Word broke last week of 40,000 instances of MongoDB that were found to be almost completely unsecured, among them a database for a French telecom with millions of customer records.
It's easy to point fingers, but it's better to see this as an indicator of the security issues posed by NoSQL systems. As more data moves into and through NoSQL systems and more of those systems are deployed with a public-facing component (or even when they're not), the different facets of security in a NoSQL environment are coming under greater scrutiny. It isn't a simple picture.
Here are three key ways NoSQL security problems are likely to manifest, along with some of the solutions first- and third-party vendors are pursuing to keep those problems at bay.
Dataflow protection/data governance
One persistent problem with NoSQL systems like Hadoop is the management of data moving through the system. Hadoop didn't have a data governance model when it was first created, but since becoming a major enterprise presence that's trusted with tons of data, it certainly needs one. A consortium, the DGI (Data Governance Initiative), led by Hortonworks is being assembled to figure out how to create the model (a tough task) and get enterprises to adopt it (a tougher task).
One thing MongoDB already has in this vein, as of version 2.6, is auditing capabilities to track changes. With dataflow in Hadoop, though, that's likely to be implemented via two projects already under way, Apache Ranger and Apache Falcon. Other projects in this vein involve allowing data in Hadoop to be controlled by existing enterprise data-governance tools, but so far the effort is still very prototypical. In one regard, that's good news: Anyone worried about the future of data governance in their Hadoop environment ought to look up the DGI and keep abreast of what existing tooling and technology it will support.
There are multiple facets to using encryption to protect data at rest inside a NoSQL system as well. With MongoDB, for instance, encryption isn't (yet) built into the product. However, various Ruby gems are available to perform field encryption, such as mongoid-encrypied-fields, and the mongoose-encryption package for NPM provides encryption for individual fields or entire documents.
Version 2.6 of Hadoop added at-rest encryption by way of encryption zones, which prevent the data from being moved around. Hadoop prefers to do this by adding encryption at the HDFS level. Thus, encryption is transparent to applications, but fine-grained controls can be added later on -- which will become essential as the DGI advances.
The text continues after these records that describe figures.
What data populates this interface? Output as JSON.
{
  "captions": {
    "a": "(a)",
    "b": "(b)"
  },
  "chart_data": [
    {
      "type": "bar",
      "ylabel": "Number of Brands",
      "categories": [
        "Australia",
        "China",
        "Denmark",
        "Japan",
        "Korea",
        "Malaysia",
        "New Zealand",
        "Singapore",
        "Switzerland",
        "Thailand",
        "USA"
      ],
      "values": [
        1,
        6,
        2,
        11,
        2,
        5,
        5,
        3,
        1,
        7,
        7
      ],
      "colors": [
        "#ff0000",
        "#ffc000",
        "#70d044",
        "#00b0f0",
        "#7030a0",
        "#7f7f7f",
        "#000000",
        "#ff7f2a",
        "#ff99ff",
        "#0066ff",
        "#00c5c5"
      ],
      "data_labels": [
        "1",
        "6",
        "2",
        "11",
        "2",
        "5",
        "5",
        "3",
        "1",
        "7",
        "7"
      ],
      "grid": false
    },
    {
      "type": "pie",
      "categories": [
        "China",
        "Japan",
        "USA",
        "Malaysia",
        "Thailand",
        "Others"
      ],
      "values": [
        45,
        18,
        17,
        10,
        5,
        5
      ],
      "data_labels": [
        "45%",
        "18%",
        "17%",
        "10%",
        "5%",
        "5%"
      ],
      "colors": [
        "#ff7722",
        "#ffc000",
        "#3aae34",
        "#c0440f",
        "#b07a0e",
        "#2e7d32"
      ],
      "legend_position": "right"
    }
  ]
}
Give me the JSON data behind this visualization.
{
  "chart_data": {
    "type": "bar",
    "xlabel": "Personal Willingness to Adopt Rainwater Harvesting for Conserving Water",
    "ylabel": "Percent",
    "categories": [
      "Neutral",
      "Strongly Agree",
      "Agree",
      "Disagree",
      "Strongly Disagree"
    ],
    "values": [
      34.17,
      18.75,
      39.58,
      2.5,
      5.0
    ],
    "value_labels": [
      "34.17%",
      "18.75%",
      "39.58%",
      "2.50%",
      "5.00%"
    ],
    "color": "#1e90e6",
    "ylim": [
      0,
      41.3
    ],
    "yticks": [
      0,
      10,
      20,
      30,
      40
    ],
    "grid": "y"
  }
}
In some ways, this is the most straightforward part of the picture: Using existing authentication systems like Active Directory to enforce access to a NoSQL system from the outside. With MongoDB, you can use LDAP. With Hadoop, though, the picture is more complex because Hadoop by itself is remarkably trusting and doesn't have security mechanisms turned on by default. You can configure Hadoop to use a Kerberos server, then set up a one-way trust relationship between the Kerberos server and your AD repository. Again, that's not enabled by default.
As Hadoop grows in popularity, its trusting-by-default setting may prove to be the wrong choice. It's more likely that the third-party vendors of Hadoop, rather than the underlying Hadoop projects, will be the ones who do something about it.
[This article was edited to add notes about MongoDB's auditing functionality.]